MADISON, Wis. (AP) — Gov. Scott Walker on Thursday called on the Wisconsin Legislature to pass a sweeping welfare overhaul package with some of the toughest requirements in the country, including forcing parents on food stamps with school-aged children to work or be in job training and mandating photo identification for food stamp recipients.
Democrats blasted the move, and the timing of the announcement, saying Walker was trying to excite his conservative base and distract from an upset Democratic victory in a special state Senate election Tuesday. Walker labeled that GOP loss a "wake up call" for Republicans.
If enacted, Wisconsin would be one of the first states to increase work requirements for food stamp recipients to 30 hours a week, even for parents with school-aged children, and require food stamp recipients to have a photo ID.
"These are certainly punitive actions that will make it more difficult for low-income individuals ... to access the services and coverage they need for themselves and their families," said Diane Rowland, a health policy expert at the nonpartisan Kaiser Family Foundation in Washington.
Walker called on the Legislature to approve the bills as part of a special session to run concurrently with the regular one expected to wrap up in March. Several of the ideas have been around for years and many, including the photo ID requirement for food stamp recipients, would require federal approval.
Walker defended the package as a way to get more people off of public assistance and into the workforce at a time when Wisconsin's unemployment rate is just 3 percent, tied for the lowest on record.
"With more people working in Wisconsin than ever before, we can't afford to have anyone on the sidelines," Walker said. "We need everyone in the game."
Walker is up for re-election in November and Democrats are riding high after an incumbent Republican state representative lost by 11 points in a special election for state Senate Tuesday in a district President Donald Trump won by 17 points.
"It's sad and desperate that he thinks the best way to win re-election is to go after struggling families who are trying to get ahead," said Democratic Senate Minority Leader Jennifer Shilling. "This is not the issue impacting families across Wisconsin and this is not the issue families want fixed."
Those who work directly with people on state Medicaid programs also criticized the proposals.
"Reform should be a helping hand up for low income people and not a kick backwards," said Bobby Peterson, executive director of ABC for Health, a nonprofit law firm in Madison that helps people get health care. "Unfortunately, I see more of the latter in these proposals."
Ken Taylor, executive director at Kids Forward, a group that analyzes policies affecting children and families in Wisconsin, said if policy makers were generally interested in expanding the workforce, "they should develop a bipartisan agenda that helps people achieve their potential by removing the barriers that impede work."
The Trump administration said last week that it will allow states to require able-bodied Medicaid recipients to work. Wisconsin was one of 10 states that had already applied for a waiver to impose the work requirement.

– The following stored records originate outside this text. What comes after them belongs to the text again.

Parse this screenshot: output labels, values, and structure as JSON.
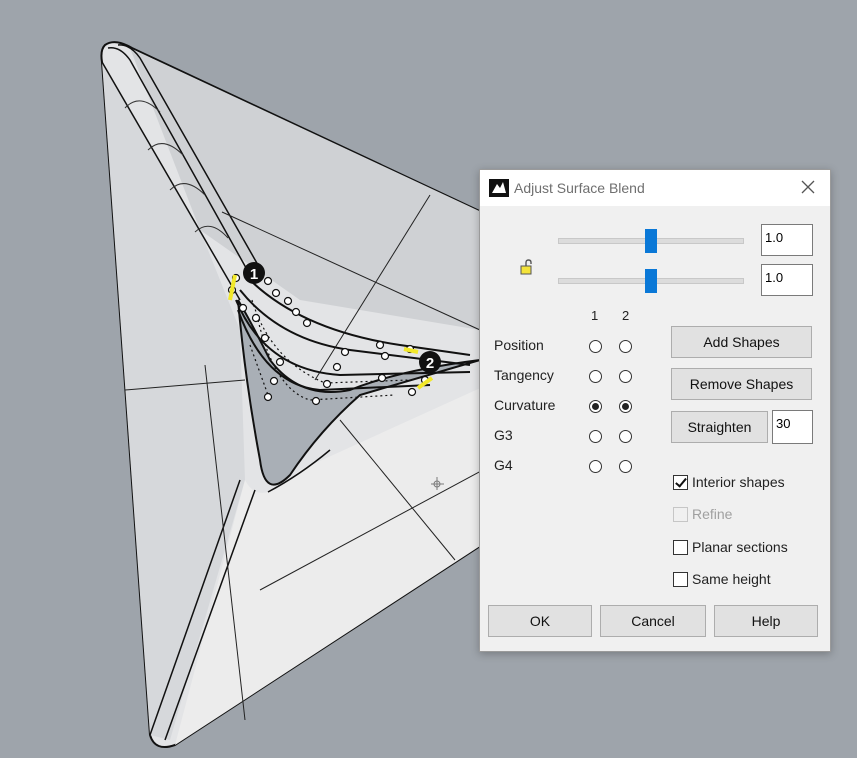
{
  "dialog": {
    "title": "Adjust Surface Blend",
    "icon": "rhino-icon",
    "sliders": [
      {
        "name": "blend-slider-1",
        "value": 1.0,
        "position": 0.5,
        "field_value": "1.0"
      },
      {
        "name": "blend-slider-2",
        "value": 1.0,
        "position": 0.5,
        "field_value": "1.0"
      }
    ],
    "lock_state": "unlocked",
    "columns": [
      "1",
      "2"
    ],
    "continuity": {
      "rows": [
        {
          "label": "Position",
          "selected": [
            false,
            false
          ]
        },
        {
          "label": "Tangency",
          "selected": [
            false,
            false
          ]
        },
        {
          "label": "Curvature",
          "selected": [
            true,
            true
          ]
        },
        {
          "label": "G3",
          "selected": [
            false,
            false
          ]
        },
        {
          "label": "G4",
          "selected": [
            false,
            false
          ]
        }
      ]
    },
    "buttons": {
      "add_shapes": "Add Shapes",
      "remove_shapes": "Remove Shapes",
      "straighten": "Straighten",
      "straighten_value": "30",
      "ok": "OK",
      "cancel": "Cancel",
      "help": "Help"
    },
    "options": [
      {
        "label": "Interior shapes",
        "checked": true,
        "enabled": true
      },
      {
        "label": "Refine",
        "checked": false,
        "enabled": false
      },
      {
        "label": "Planar sections",
        "checked": false,
        "enabled": true
      },
      {
        "label": "Same height",
        "checked": false,
        "enabled": true
      }
    ]
  },
  "viewport": {
    "markers": [
      "1",
      "2"
    ],
    "background": "#9ea4ab",
    "surface_color": "#e4e5e7",
    "accent_yellow": "#f2e82a"
  }
}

Walker's proposals, sponsored by Assembly Speaker Robin Vos and Sen. Chris Kapenga, would:
— Expand the current food stamp work requirement that only covers able-bodied childless adults to include parents with school-aged children between the ages of 6 and 18 starting in October 2019. Walker also wants to increase the minimum work or job training hours for both adults and parents from 20 to 30 hours a week.
The current requirement has led to 24,420 able-bodied food stamp participants finding work and 85,972 losing their benefits through November.
— Require drug screening, testing and treatment to be eligible for public housing. Walker has already asked the Trump administration for approval to drug test Medicaid and food stamp recipients.
— Require photo IDs to participate in the food stamp program, a change that would require federal approval and has only been done in Massachusetts and Missouri. Critics say that will be cumbersome to administer and not help anyone get a job, while supporters say it will cut down on fraud.
— Forbid anyone living in a home worth double the median value home, about $321,000, or owning vehicles worth more than $20,000 from receiving food stamps and other Medicaid benefits.
— Prohibit participation in Medicaid for any able-bodied adults who refused to cooperate with paternity determination of a child, establishing or enforcing any child support order or obtaining other payments a child has a right to receive.